Неожиданно завершившийся долгострой
Никто не умел обращаться со словами лучше него.
Он устраивал googl’у «сеансы экзорцизма», забрасывая того латинскими словами и пословицами, и беззвучно смеялся ответам растерянного сайта. «Ничего, старик, со всеми бывает», - ободряюще стучали клавиши, но никто не нажимал «Enter».
Он не любил магазины, потому что – не дай бог! - в ассортименте встречалось бы то, что хозяева лепили на свои вывески. Он сочувствовал домам, со шрамами букв и витринами на пол-лица, уставившимся ему в след, но уже не слушал их настойчивые расстроенные шепоты: «Глаза бы мои не видели», чтобы не сорваться «помогать», как в детстве. И шел дальше, вытряхивая из ушей застаревший свист и крики прохожих.
Он знал переводы всех этикеток, пометок и тайных надписей-предсказаний на каждой вещи, кружке и ботинке, и умел развернуть всё это так, чтобы квартира становилась одним сплошным пророчеством. Разве что прочитать некому.
Он читал откровения и иногда захлопывал книгу так, как захлопывают дверь, словно надеялся, что увиденный мир сможет снова свернуться внутри страниц, не заметив, что прищемил, уходя, край его обтрепанного халата.
Мир крался.
И уже через неделю Мастер Слова расхаживал в этом самом халате и тапках на босу ногу, усмехаясь над яркой кружкой укоризненно прищурившемуся портрету Цветаевой, заменявшей ему календарь, оберег и окно. За стеклами высились дома-штампы, хрустящие кличкой, объединяющей сотни таких же серых и стареющих стен, - мертвые и сиплые. Цветаева была живой.
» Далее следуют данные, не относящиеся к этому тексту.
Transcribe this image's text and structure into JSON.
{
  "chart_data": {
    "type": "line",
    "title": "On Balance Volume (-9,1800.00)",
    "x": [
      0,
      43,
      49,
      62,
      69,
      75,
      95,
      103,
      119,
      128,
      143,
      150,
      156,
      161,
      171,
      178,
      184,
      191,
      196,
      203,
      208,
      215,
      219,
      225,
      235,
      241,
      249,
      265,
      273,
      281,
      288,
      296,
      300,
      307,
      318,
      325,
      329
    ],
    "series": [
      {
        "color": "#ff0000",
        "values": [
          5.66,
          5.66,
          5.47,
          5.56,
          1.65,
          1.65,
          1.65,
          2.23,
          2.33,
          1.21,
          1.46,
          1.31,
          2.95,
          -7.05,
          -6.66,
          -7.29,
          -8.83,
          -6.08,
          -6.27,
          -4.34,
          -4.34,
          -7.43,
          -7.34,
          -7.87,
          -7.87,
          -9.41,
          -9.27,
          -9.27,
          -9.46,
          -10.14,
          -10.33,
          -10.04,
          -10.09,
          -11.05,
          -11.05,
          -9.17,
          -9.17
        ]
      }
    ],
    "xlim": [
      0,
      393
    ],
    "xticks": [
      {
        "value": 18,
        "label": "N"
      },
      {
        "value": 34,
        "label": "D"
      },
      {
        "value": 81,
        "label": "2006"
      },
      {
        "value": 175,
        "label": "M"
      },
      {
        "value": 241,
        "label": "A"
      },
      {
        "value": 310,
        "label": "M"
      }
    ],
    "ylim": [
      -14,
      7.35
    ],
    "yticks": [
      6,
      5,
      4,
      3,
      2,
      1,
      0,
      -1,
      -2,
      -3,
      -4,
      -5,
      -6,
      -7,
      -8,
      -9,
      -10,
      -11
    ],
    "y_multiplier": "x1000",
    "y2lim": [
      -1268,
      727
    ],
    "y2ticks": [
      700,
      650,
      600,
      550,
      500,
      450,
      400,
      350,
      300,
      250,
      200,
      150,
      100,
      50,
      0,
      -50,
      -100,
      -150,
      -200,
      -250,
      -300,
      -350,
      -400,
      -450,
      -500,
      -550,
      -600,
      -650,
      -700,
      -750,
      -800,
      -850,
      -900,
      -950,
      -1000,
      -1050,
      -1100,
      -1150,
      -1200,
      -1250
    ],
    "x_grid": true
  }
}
Пальцы его умели танцевать, потому что слова в нетерпении кружили, кололись, растягивая кожу и подгоняя время. И знакомая гадалка, в очередной раз схватив его ладонь, дивилась тому, какие изменчивые у него линии судьбы, и шутила об отпечатках и статьях УК. «Просто кто-то танцует вальс, а кто-то фламенко, а кто и вовсе не знает, что делать с собственным телом, и угрюмо топчется на одном месте», - отмалчивался он.
Он жил в комнате с темными шторами и в страницах книг, но колбаса и яблоки кончались не реже двух раз в неделю, и приходилось спускаться в осень/зиму/весну/лето – или что там его ожидало за карнизом подъезда.
Никто не умел обращаться со словами лучше него.
Поэтому слова послушно замерли, когда в увешенном объявлениями темном холле увидел под ярким пальто предательски торчащий хвостик такого же, как у него самого, халата.
И рассмеялся.
Она вошла в квартиру, и прочитала знаки. Совсем чуть-чуть, но именно то, что он писал самому себе, не надеясь, что когда-нибудь действительно доберется до этих посланий. Они сидели на полу, и Мастер, замирая и восхищаясь, тянул за карманы и шнурки, обнаруживая под слоями ткани близнецов своих рубашек, свитеров, курток, пижам и парадных галстуков.
Она терла слипающиеся глаза и чертила тайный знак, неведомый звук, чтобы остаться.
Никто не умел обращаться со словами лучше него.
И не знал, что те ушли. Не затерялись, не заигрались в прятки – исчезли, выскоблив до белого память – и не доискаться, где же они, черт побери, были. Перед глазами плясали черные кляксы.
Горло царапнуло, словно последний беженец – из тех, Важных и Правильных, - зацепился «кошкой» за кадык, раздумывая, стоит ли оставаться. А потом все-таки рухнул пронесшись кометой, зачем-то прихватив с собою на дно стучащую мышцу.
Google сонно моргнул, не удивившись иероглифам и ошибкам вместо привычной латыни. Впрочем, ни в них, ни в узорчатой арабской вязи не было искомого – только выцветшая залапанная шелуха.
Он закурил, беззвучно рассмеявшись, решив, что не сказавшему ни единого слова, поздно начинать теперь.
И осторожно накинул на Спящую любимую майку с лисой.